Il faut être fou pour vouloir être un Démon, non ?

Ce jour-là, le froid avait été mordant. Il prenait aux tripes, arrachait des tremblements incontrôlables et obligeait les dents à s'entrechoquait de plus en plus violement. Le corps ne se réchauffait pas, dans ce froid. Il se refroidissait lentement, très lentement, crispant les muscles, endormant le corps, noyant l'esprit. C'était un froid horrible, comme il en existait peu, fort heureusement.

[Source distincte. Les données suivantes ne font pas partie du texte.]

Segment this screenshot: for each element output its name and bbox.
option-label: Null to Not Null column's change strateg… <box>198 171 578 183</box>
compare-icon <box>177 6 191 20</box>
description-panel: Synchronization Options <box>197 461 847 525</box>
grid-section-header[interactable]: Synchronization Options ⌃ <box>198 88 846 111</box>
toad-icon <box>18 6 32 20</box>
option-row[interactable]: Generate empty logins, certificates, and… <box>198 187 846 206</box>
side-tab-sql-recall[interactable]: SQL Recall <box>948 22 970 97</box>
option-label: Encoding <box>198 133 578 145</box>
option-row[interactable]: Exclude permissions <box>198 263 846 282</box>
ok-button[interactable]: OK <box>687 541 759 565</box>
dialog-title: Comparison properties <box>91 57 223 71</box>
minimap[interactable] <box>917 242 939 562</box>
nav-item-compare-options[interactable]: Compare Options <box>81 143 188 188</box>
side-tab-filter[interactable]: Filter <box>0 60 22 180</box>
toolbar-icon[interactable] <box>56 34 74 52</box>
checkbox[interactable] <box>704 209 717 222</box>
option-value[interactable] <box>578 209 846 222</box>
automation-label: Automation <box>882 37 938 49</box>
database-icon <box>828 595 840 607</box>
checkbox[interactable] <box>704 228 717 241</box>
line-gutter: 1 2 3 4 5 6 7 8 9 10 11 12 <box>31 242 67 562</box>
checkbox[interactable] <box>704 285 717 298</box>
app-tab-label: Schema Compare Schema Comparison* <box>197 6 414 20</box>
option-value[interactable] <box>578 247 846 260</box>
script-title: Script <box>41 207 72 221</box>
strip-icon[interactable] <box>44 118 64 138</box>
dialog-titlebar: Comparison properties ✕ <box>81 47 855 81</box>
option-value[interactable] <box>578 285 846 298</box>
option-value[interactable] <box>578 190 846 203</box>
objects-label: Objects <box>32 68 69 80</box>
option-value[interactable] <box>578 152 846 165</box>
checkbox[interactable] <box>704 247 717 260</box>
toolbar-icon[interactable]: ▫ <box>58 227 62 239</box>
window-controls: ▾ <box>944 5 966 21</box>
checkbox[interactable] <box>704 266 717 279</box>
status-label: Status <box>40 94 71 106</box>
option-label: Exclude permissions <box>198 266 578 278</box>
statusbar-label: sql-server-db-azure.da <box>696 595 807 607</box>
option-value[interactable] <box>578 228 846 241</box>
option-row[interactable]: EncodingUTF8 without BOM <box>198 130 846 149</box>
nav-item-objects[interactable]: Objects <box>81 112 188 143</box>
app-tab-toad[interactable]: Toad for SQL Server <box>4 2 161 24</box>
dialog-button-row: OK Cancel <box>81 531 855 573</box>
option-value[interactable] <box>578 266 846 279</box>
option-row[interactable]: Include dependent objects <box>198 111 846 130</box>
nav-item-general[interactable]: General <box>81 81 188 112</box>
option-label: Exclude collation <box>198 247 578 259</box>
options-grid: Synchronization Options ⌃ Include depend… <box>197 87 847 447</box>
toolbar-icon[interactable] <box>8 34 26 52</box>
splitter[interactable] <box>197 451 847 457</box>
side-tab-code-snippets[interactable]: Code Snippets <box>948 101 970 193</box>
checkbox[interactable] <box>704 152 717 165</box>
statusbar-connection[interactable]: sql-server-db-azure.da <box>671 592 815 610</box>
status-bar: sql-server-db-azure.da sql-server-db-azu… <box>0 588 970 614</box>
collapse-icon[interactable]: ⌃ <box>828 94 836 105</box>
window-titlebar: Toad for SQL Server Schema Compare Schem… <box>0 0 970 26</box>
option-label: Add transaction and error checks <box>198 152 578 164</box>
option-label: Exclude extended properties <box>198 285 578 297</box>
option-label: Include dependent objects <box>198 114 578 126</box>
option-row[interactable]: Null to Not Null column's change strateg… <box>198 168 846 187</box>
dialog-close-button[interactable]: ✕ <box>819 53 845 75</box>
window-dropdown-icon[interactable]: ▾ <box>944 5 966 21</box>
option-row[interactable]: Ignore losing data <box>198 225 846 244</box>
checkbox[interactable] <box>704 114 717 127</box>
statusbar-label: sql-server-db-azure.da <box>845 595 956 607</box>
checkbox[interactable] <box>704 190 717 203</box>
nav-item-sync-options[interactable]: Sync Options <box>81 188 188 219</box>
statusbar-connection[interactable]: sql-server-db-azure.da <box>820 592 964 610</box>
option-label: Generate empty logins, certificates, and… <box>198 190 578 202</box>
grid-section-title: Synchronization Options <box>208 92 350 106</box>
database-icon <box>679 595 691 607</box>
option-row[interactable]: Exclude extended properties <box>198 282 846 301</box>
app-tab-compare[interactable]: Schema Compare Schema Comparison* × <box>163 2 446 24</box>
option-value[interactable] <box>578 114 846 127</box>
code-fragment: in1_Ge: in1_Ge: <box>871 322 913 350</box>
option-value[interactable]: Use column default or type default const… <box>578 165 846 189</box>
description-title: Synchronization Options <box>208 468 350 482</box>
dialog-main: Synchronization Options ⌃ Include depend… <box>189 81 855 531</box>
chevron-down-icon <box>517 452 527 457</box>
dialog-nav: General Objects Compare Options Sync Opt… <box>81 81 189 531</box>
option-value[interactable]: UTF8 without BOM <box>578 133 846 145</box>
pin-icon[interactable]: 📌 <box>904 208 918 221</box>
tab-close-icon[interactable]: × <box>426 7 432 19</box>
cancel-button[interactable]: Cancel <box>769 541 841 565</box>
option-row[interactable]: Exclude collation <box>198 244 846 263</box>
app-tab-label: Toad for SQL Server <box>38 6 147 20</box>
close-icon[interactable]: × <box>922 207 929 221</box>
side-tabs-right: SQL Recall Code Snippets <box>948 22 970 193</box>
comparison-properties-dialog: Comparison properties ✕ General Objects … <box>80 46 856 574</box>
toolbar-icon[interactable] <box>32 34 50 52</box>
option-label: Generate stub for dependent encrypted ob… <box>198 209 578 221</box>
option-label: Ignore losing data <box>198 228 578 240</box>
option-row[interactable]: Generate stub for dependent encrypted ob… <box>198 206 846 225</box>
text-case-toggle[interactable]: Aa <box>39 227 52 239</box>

Ne me laisse pas ! S'il-te-plaît…

Une fois encore, sa voix l'avait réchauffait. Comme toujours en fait. Et une fois encore, il s'était senti étiré en deux positions diamétralement opposée. Mais cette fois ci, il avait réellement failli hurler sa douleur. Parce qu'elle n'était pas que douleur, elle était aussi peine et tristesse. Cette fois-ci il souffrait parce qu'il devait la quitter. Et il ne voulait pas. Il aimait se tiraillement intérieur, il se sentait vivant avec lui. Mais il avait mal de devenir fou. Il ne voulait pas la voir gâcher sa vie et son talent à ses côtés. Elle ne se rendait pas compte qu'elle aussi souffrait, avec lui. Mais s'il partait, elle le découvrirait, et pourrait enfin avoir une véritable vie, intégrer une Guilde, ou qui sait, peut-être même en fonder une ? C'était d'Ul dont on parlait après tout, sa maîtrise de la glace dépasser de loin la sienne.

Je reviendrais…

Et maintenant il souffre, en pensant à elle. Il est plus seul que jamais, perdu dans cet océan de noirceur qu'il ne parviendra jamais à geler, malgré tous ses efforts. Jamais plus il n'entendra sa voix, il a laissé passer sa chance. Alors il écoute le silence, qui continue de lui geler le cœur. Il ne se réchauffera pas, malgré tous ses espoirs. Il était venu lui dire, lui expliquer, ce jour-là. Mais un Démon l'avait emporté. Ou plutôt, elle s'était sacrifiée en tuant un Démon. C'était pourtant son rôle à lui. Et il avait échoué.

Silver-Sama, nous avons reçu l'ordre de nous rendre au quartier général. Cette fois ci, les Neuf Portes Démoniaques sont priés de s'y rendre.